The glossy 16:9 ratio glossy 14-inch LED-backlit screen has a 1,366x768-pixel native resolution, which is common for laptop displays 15 inches and smaller. The screen has decent but not spectacular brightness, and looked best when playing Blu-ray movies, showing off good detail. However, the colors looked slightly more washed-out than on other recent laptops we've seen. The stereo speakers, situated above the keyboard and under plastic grilles, had good volume and clarity but didn't rise above the middle to provide real booming separation.
A 640x480-pixel Webcam took grainy video footage, and the still photos we took didn't look much better. It's fine for basic Web chatting and conferencing, but isn't professional quality.
|Sony Vaio EA24FM/W||Average for category [Midsize]|
|Video||VGA, HDMI||VGA plus HDMI or DisplayPort|
|Audio||Stereo speakers, headphone/microphone jacks||Stereo speakers, headphone/microphone jacks|
|Data||4 USB 2.0 (1 with eSATA), SD card reader, Memory Stick reader||4 USB 2.0, SD card reader, eSATA|
|Networking||Ethernet, 802.11n Wi-Fi, Bluetooth||Ethernet, 802.11n Wi-Fi, Bluetooth, optional mobile broadband|
|Optical drive||Blu-ray player/DVD burner||DVD burner|
Few ports have been left out from the Vaio EA's generous assortment: USB, eSATA, HDMI, even an ExpressCard slot.
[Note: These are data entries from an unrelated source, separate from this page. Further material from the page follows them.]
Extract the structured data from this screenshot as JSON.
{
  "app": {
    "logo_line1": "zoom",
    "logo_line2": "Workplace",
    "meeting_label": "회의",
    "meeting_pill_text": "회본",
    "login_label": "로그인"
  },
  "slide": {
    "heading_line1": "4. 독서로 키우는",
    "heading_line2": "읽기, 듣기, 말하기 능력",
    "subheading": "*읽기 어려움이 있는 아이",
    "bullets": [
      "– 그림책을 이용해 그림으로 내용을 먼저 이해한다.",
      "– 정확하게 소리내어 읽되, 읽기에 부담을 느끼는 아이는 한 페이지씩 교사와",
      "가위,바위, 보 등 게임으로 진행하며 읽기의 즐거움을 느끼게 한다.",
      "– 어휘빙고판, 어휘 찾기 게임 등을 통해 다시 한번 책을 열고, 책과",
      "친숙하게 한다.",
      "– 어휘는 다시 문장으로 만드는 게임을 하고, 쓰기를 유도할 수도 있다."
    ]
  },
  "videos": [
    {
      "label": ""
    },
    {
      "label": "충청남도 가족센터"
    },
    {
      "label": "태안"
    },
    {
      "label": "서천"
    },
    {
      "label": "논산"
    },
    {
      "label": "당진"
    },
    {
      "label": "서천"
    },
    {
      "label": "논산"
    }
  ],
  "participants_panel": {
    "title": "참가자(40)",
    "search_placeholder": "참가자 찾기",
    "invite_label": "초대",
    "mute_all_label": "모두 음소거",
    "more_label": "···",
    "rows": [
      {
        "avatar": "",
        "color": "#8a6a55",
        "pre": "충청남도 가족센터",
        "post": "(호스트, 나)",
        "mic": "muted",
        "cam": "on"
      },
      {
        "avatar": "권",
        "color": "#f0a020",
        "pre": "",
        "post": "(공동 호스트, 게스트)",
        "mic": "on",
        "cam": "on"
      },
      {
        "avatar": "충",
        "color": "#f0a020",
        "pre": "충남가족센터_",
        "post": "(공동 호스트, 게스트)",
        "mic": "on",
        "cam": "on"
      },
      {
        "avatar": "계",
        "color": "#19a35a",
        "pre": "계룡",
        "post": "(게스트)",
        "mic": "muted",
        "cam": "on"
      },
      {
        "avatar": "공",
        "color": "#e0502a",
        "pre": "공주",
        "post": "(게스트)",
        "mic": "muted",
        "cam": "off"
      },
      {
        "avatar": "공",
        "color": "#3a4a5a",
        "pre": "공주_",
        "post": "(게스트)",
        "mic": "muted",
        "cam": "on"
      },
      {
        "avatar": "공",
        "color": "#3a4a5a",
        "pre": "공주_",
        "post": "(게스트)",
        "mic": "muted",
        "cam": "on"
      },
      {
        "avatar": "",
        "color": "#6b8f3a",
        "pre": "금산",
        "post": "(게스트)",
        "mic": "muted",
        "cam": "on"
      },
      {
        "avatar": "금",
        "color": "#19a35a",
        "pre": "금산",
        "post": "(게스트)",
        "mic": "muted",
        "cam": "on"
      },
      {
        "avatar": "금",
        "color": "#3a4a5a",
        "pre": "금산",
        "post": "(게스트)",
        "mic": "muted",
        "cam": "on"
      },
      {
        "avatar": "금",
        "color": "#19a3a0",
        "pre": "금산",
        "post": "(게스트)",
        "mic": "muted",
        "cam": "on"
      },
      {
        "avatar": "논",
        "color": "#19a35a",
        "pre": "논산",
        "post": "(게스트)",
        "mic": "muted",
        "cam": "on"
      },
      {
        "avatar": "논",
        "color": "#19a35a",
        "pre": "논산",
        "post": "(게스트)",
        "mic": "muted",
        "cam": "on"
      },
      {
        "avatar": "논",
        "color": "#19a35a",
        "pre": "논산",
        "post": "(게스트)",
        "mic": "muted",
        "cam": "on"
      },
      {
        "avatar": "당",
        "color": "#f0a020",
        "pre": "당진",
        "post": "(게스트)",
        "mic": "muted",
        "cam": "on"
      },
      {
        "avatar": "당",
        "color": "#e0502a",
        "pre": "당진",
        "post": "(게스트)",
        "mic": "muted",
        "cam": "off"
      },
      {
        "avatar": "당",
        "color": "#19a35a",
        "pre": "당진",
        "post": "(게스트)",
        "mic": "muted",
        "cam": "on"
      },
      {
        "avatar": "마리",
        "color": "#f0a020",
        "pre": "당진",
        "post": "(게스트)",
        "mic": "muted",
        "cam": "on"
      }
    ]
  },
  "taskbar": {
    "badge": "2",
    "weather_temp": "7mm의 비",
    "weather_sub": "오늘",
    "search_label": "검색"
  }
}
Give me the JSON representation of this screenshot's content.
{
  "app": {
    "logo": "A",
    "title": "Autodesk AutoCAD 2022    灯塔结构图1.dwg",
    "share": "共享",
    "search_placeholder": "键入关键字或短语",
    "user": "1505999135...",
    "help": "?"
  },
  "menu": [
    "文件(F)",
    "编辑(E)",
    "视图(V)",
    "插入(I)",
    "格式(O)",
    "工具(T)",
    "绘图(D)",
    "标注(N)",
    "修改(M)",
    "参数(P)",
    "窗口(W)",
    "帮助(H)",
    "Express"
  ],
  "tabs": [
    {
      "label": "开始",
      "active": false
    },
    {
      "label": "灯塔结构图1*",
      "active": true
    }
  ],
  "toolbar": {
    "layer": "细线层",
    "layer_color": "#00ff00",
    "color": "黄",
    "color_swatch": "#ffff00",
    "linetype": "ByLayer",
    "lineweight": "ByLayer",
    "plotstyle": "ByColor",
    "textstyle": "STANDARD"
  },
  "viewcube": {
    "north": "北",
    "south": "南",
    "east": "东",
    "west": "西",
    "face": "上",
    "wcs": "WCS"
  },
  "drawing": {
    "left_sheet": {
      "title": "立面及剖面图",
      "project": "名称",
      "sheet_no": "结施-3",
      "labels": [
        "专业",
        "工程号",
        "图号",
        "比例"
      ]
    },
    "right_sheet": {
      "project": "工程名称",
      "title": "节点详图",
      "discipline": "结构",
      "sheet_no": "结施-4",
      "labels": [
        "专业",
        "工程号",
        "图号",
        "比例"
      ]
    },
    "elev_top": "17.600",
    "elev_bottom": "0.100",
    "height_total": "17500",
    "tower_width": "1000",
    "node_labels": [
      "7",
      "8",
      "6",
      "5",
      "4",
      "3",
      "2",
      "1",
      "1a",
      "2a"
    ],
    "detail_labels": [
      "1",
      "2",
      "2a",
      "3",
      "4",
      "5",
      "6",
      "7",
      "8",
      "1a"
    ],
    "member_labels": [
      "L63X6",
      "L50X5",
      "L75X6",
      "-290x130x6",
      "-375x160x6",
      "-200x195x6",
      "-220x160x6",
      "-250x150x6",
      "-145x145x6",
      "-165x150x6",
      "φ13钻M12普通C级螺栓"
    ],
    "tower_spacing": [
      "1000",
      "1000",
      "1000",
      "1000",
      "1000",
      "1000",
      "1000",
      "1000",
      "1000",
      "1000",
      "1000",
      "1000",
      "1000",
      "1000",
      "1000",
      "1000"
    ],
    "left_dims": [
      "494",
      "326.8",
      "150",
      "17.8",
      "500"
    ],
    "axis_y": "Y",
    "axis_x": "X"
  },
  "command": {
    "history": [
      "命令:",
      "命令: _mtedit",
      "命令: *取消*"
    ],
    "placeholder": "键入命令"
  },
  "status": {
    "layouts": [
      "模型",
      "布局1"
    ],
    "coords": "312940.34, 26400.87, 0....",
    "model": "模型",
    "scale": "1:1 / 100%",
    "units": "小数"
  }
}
FireWire is missing--usually it's a standard on Vaios--but it's not often used anymore, honestly. We like that this Vaio at least has Bluetooth.
The Vaio EA24FM comes with 4GB of RAM and a 500GB hard drive, both decent for the $799 price. RAM can be expanded up to 8GB after purchase.
Like many sub-$1000 laptops we've seen recently, the Vaio EA24FM's CPU is an Intel Core i3 processor. The price-to-performance ratio on Core i3 processors has made us happy throughout 2010; though the Core i3 is technically the lowest rung on Intel's new Core-i series, it offers very good performance and general multimedia multitasking for most users.
The EA24FM has no dedicated Nvidia or ATI GPU, but its integrated Intel HD graphics are fine for HD video, streaming video, and even some casual and retro gaming. Plus, with streaming-gaming services such as OnLive, 3D games can be played on laptops without relying on dedicated graphics.
The included Blu-ray player/DVD burner is a nice touch, but the 720p-equivalent screen can't take advantage of the full-HD resolution of Blu-ray discs. They still look better than DVDs on the 14-inch screen, but to take advantage of the capabilities you'd really have hook up the laptop via HDMI to an HDTV. It's not that hard to do. Note: unfortunately, you can't use Intel Wireless Display to play Blu-ray discs on your HDTV (or DVDs, for that matter); the wireless video technology blocks such attempts, alas, because of licensing restrictions. Intel Wireless Display does work for streaming video such as Hulu.